Por causa do obstáculo, Natal tem ficado fora dos roteiros de nossas associadas”. A declaração do presidente da Associação Brasileira de Cruzeiros Marítimos à Revista Exame, Marco Ferraz, reflete o baixo entusiasmo do segmento turístico potiguar quando a promoção de passeios náuticos. Na edição quinzenal do impresso que circula em todo o território nacional a partir deste final de semana, a reportagem “Uma ponte que afasta” revela as consequências de uma obra mal pensada.
Para quem circula na capital potiguar, cruzando dia a dia os dois lados da cidade separados pelo rio Potengi, não restam dúvidas a utilidade da Ponte Newton Navarro. A estrutura reduziu para minutos o tempo de trânsito que algumas pessoas chegavam a levar horas para cumprir. Entretanto, a boa ventura de uns se tornou o problema de outros.
Natal é uma cidade que tem como principal atividade econômica o turismo, segmento que movimenta 52 cadeias produtivas em todo o Rio Grande do Norte. O turismo náutico chegou a ser a grande aposta de agências que viam no Porto de Natal uma grande estrutura a ser explorada pelo segmento. Mas a existência da Ponte Newton Navarro impôs dificuldade para a atividade náutica.
Para chegar ao porto, os navios precisam passar por baixo da ponte. Mas sua estrutura impede a passagem de embarcações com altura maior do que 55 metros. Eis o problema: boa parte dos navios de cruzeiros (explorados por turistas de alto poder aquisitivo) que navegam na costa brasileira é mais alta do que isso. Portanto, não pode atracar no Terminal de Passageiros do Porto de Natal.
Com informações do Jornal de Hoje – Carolina Souza

Foi construída em local errado.

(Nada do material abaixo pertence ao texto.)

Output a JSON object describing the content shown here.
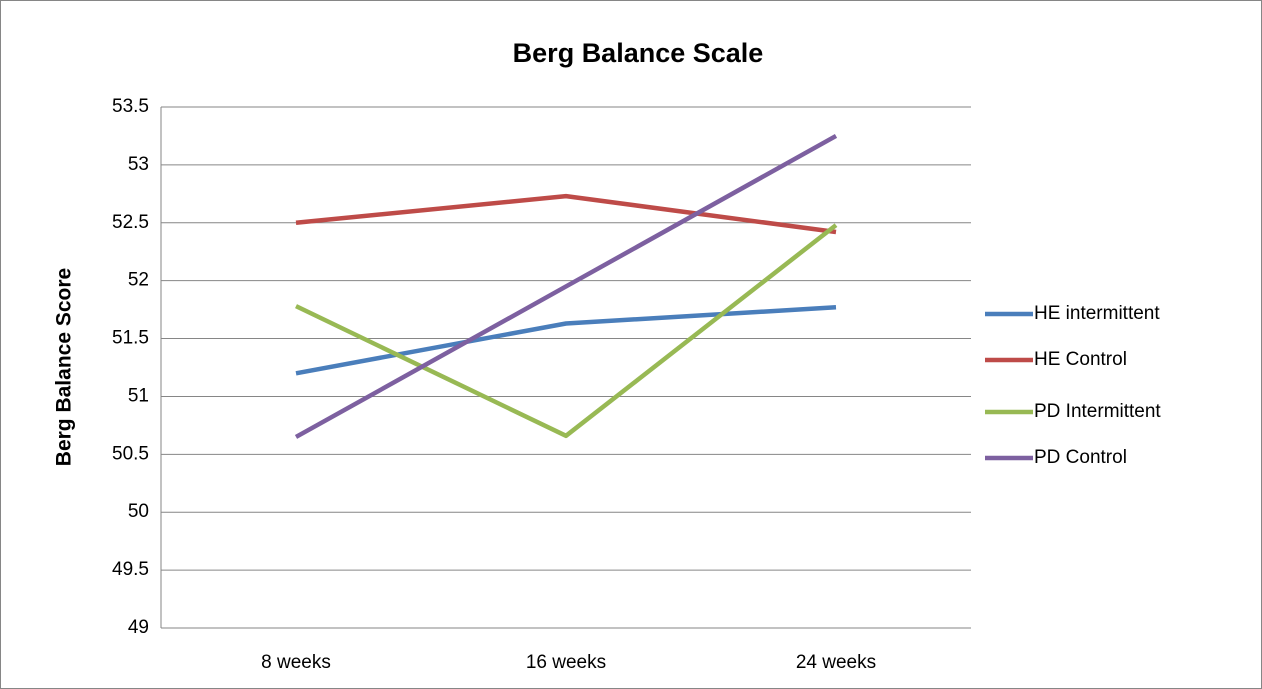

Deveria ter sido construída em Igapó facilitando o acesso ao aeroporto de São Gonçalo além de não interferir no acesso dos grandes navios ao porto de Natal.
Perfeito. Se a ponte fosse em Igapó, o acesso ao aeroporto seria mas rápido. Alem disso, os grandes navios de cruzeiro chegariam ao porto. Em vez de incentivo, construíram um obstáculo ao turismo
Sebastião Leite, proativo no Porto de Natal já havia noticiado isso mesmo antes do início da construção da Ponte, a algumas outorgares Públicas e ao MP.
Agora é tarde.
N época da construção da ponte nenhum senador, deputado federal e estadual e nem vereadores d capital com suas assessorias moveram uma palha seca sobre este assunto. O nosso paladino José Agripino, na época conseguiu uma emenda de 40 milhões pra a construção de uma ponte, mas não foi pra ponte da redinha, mas para o estado de Sergipe, onde o governador era do demos. Com isso o turismo do rn sofre as consequencias, mas vários políticos receberam propina dos super futuramente e nenhum era do PT…..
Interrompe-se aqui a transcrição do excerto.